In his GTC keynote, Nvidia CEO’s Jensen Huang explained that Grace is meant to address the bottleneck that still makes it difficult to process large amounts of data, particularly for AI models. His example was based on half of a DGX system: “Each Ampere GPU is connected to 80GB of super-fast memory running at 2 TB/sec,” he said. “Together, the four Amperes process 320 GB at 8 Terabytes per second. Contrast that with CPU memory, which is 1TB large, but only 0.2 Terabytes per second. The CPU memory is three times larger but forty times slower than the GPU. We would love to utilize the full 1,320 GB of memory in this node to train AI models. So, why not something like this? Make faster CPU memories, connect four channels to the CPU, a dedicated channel to feed each GPU. Even if a package can be made, PCIe is now the bottleneck. We can surely use NVLink. NVLink is fast enough. But no x86 CPU has NVLink, not to mention four NVLinks.” Huang pointed out that Grace is Arm-based and purpose-built for accelerated computing applications of large amounts of data – such as AI. “The Arm core in Grace is a next generation off-the-shelf IP for servers,” he said. “Each CPU will deliver over 300 SPECint with a total of over 2,400 SPECint_rate CPU performance for an 8-GPU DGX. For comparison, todays DGX, the highest performance computer in the world, is 450 SPECint_rate.” He continued, “This powerful, Arm-based CPU gives us the third foundational technology for computing, and the ability to rearchitect every aspect of the data center for AI. (…) Our data center roadmap is now a rhythm consisting of three chips: CPU, GPU, and DPU. Each chip architecture has a two-year rhythm with likely a kicker in between. One year will focus on x86 platforms, one year will focus on Arm platforms. Every year will see new exciting products from us. The Nvidia architecture and platforms will support x86 and Arm – whatever customers and markets prefer,” Huang said.
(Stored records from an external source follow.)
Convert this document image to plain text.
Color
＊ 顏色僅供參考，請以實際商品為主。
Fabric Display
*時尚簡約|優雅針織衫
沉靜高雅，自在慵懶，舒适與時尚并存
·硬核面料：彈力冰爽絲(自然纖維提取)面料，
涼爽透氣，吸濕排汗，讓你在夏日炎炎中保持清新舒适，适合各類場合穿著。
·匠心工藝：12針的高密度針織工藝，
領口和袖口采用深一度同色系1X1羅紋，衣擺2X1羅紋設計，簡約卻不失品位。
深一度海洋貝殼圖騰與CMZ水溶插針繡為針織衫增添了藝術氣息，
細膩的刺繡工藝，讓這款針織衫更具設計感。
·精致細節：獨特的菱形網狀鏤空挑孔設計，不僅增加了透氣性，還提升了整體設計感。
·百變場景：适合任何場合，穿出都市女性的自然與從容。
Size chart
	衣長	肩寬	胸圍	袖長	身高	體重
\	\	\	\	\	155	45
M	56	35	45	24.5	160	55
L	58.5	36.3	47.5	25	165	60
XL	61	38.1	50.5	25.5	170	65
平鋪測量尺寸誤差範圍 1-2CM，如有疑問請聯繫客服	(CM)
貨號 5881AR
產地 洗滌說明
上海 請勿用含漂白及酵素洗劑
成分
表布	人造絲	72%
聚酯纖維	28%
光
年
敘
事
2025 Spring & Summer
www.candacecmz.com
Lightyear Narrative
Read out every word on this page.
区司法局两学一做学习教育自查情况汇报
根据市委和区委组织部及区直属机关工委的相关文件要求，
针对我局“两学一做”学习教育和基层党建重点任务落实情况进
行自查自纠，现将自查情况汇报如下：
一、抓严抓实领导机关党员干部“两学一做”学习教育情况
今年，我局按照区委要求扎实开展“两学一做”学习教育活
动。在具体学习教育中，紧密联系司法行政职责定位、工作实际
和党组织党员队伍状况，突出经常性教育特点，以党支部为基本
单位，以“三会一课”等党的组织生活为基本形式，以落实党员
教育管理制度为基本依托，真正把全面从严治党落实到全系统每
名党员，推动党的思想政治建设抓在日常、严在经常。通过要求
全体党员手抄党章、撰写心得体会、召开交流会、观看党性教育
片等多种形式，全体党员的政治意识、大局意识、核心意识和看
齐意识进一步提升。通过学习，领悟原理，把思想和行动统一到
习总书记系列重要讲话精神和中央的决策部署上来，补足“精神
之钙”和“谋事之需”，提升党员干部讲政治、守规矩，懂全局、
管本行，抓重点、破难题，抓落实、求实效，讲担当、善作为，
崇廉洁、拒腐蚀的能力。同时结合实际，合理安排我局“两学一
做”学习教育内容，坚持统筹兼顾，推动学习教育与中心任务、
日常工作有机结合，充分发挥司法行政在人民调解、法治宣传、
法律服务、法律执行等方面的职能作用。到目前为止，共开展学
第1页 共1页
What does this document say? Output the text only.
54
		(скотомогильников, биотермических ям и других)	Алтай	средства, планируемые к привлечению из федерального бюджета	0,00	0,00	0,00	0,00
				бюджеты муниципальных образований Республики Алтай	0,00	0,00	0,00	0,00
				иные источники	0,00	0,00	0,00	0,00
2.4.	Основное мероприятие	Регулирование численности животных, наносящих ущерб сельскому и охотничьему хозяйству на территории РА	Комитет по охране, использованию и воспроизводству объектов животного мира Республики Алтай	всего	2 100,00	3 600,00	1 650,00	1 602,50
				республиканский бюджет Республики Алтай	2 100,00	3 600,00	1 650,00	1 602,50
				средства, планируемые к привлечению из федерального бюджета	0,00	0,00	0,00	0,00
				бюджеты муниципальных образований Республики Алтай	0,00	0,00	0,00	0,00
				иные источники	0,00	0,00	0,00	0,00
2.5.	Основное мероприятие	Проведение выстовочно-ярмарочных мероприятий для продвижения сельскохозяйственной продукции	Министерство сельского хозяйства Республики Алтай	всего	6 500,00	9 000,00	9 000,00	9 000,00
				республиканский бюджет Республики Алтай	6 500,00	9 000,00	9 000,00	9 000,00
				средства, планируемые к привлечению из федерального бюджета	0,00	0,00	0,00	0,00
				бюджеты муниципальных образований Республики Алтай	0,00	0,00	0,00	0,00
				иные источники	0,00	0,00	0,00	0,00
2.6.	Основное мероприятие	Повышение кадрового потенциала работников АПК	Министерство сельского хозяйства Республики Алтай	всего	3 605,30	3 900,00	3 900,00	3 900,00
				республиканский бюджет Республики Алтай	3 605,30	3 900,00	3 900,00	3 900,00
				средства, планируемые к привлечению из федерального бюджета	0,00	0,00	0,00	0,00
The NVLink interconnect technology provides a 900 GB/s connection between Grace and Nvidia GPUs. Grace will also utilize an LPDDR5x memory subsystem. The new architecture provides unified cache coherence with a single memory address space, combining system and HBM GPU memory.

The Swiss National Supercomputing Centre (CSCS) and the U.S. Department of Energy’s Los Alamos National Laboratory are the first to announce plans to build Grace-powered supercomputers. According to Huang, the CSCS supercomputer, called Alps, “will be 20 exaflops for AI, 10 times faster than the world’s fastest supercomputer today.”. The system will be built by HPE and come on-line in 2023.